2) They further undertake that during this war they will neither negotiate nor conclude an armistice or treaty of peace except by mutual agreement. The contracting parties having agreed that this agreement enters into force as from the moment of signature and is not subject to ratification.’”
Adding irony upon irony, in a Pathé newsreel of the signing ceremony in Moscow, the narrator noted that the agreement “was possibly signed in the same room” as that of the Molotov-Ribbentrop Pact that helped make World War II possible.
A British supply convoy sailed from the naval base at Scapa Flow to Murmansk on Aug. 21, the first of the Arctic convoys.
Almost a year later, on June 19, 1942, in a report to the Supreme Soviet governing body, Soviet Foreign Minister Molotov said that July 12 “marked a turning point” in the relationship between the two powers, creating “a foundation of friendship and fighting collaboration between our countries in the struggle against their common, sworn enemy and in the interest of the great future of our nations.”
Fine words. And hollow ones. The truth was that even before the wax for the agreement’s official seals had been heated, the first payment of Churchill’s Faustian bargain with Stalin came due.

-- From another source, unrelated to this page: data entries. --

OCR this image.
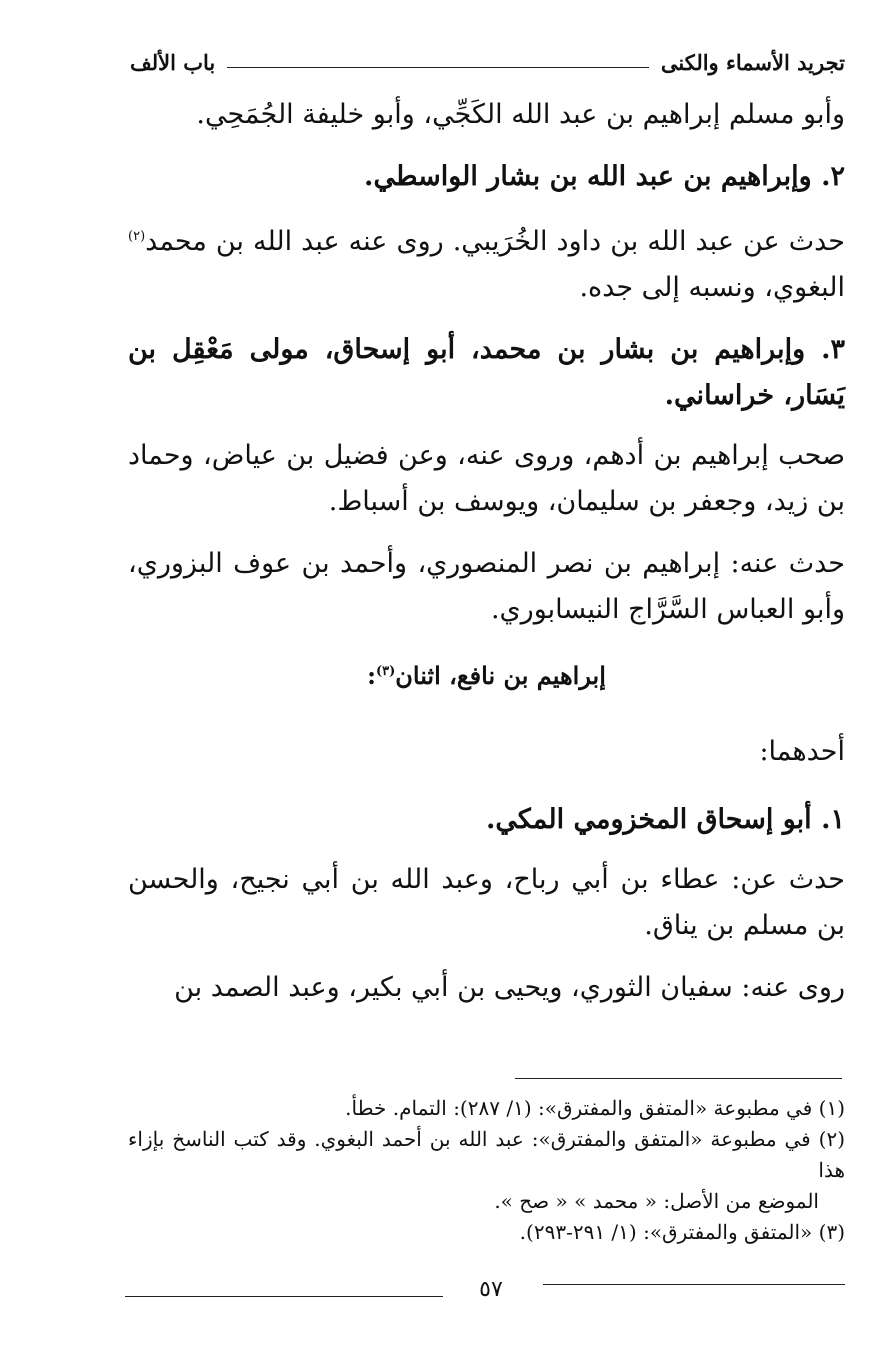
تجريد الأسماء والكنى
باب الألف

وأبو مسلم إبراهيم بن عبد الله الكَجِّي، وأبو خليفة الجُمَحِي.

٢. وإبراهيم بن عبد الله بن بشار الواسطي.

حدث عن عبد الله بن داود الخُرَيبي. روى عنه عبد الله بن محمد$^{(٢)}$ البغوي، ونسبه إلى جده.

٣. وإبراهيم بن بشار بن محمد، أبو إسحاق، مولى مَعْقِل بن يَسَار، خراساني.

صحب إبراهيم بن أدهم، وروى عنه، وعن فضيل بن عياض، وحماد بن زيد، وجعفر بن سليمان، ويوسف بن أسباط.

حدث عنه: إبراهيم بن نصر المنصوري، وأحمد بن عوف البزوري، وأبو العباس السَّرَّاج النيسابوري.

إبراهيم بن نافع، اثنان$^{(٣)}$:

أحدهما:

١. أبو إسحاق المخزومي المكي.

حدث عن: عطاء بن أبي رباح، وعبد الله بن أبي نجيح، والحسن بن مسلم بن يناق.

روى عنه: سفيان الثوري، ويحيى بن أبي بكير، وعبد الصمد بن

(١) في مطبوعة «المتفق والمفترق»: (١/ ٢٨٧): التمام. خطأ.

(٢) في مطبوعة «المتفق والمفترق»: عبد الله بن أحمد البغوي. وقد كتب الناسخ بإزاء هذا

الموضع من الأصل: « محمد » « صح ».

(٣) «المتفق والمفترق»: (١/ ٢٩١-٢٩٣).

٥٧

Stalin demanded that Britain recognize the Soviet Union’s western boundary as specified in the Molotov-Ribbentrop Pact, wherein the Soviet Union had absorbed half of Poland. As Germany’s invasion of Poland was the reason Britain went to war, Churchill couldn’t do that. He couldn’t flat out say no, either. Churchill got the issue tabled. Stalin’s demand would return with a vengeance four years later, at Yalta.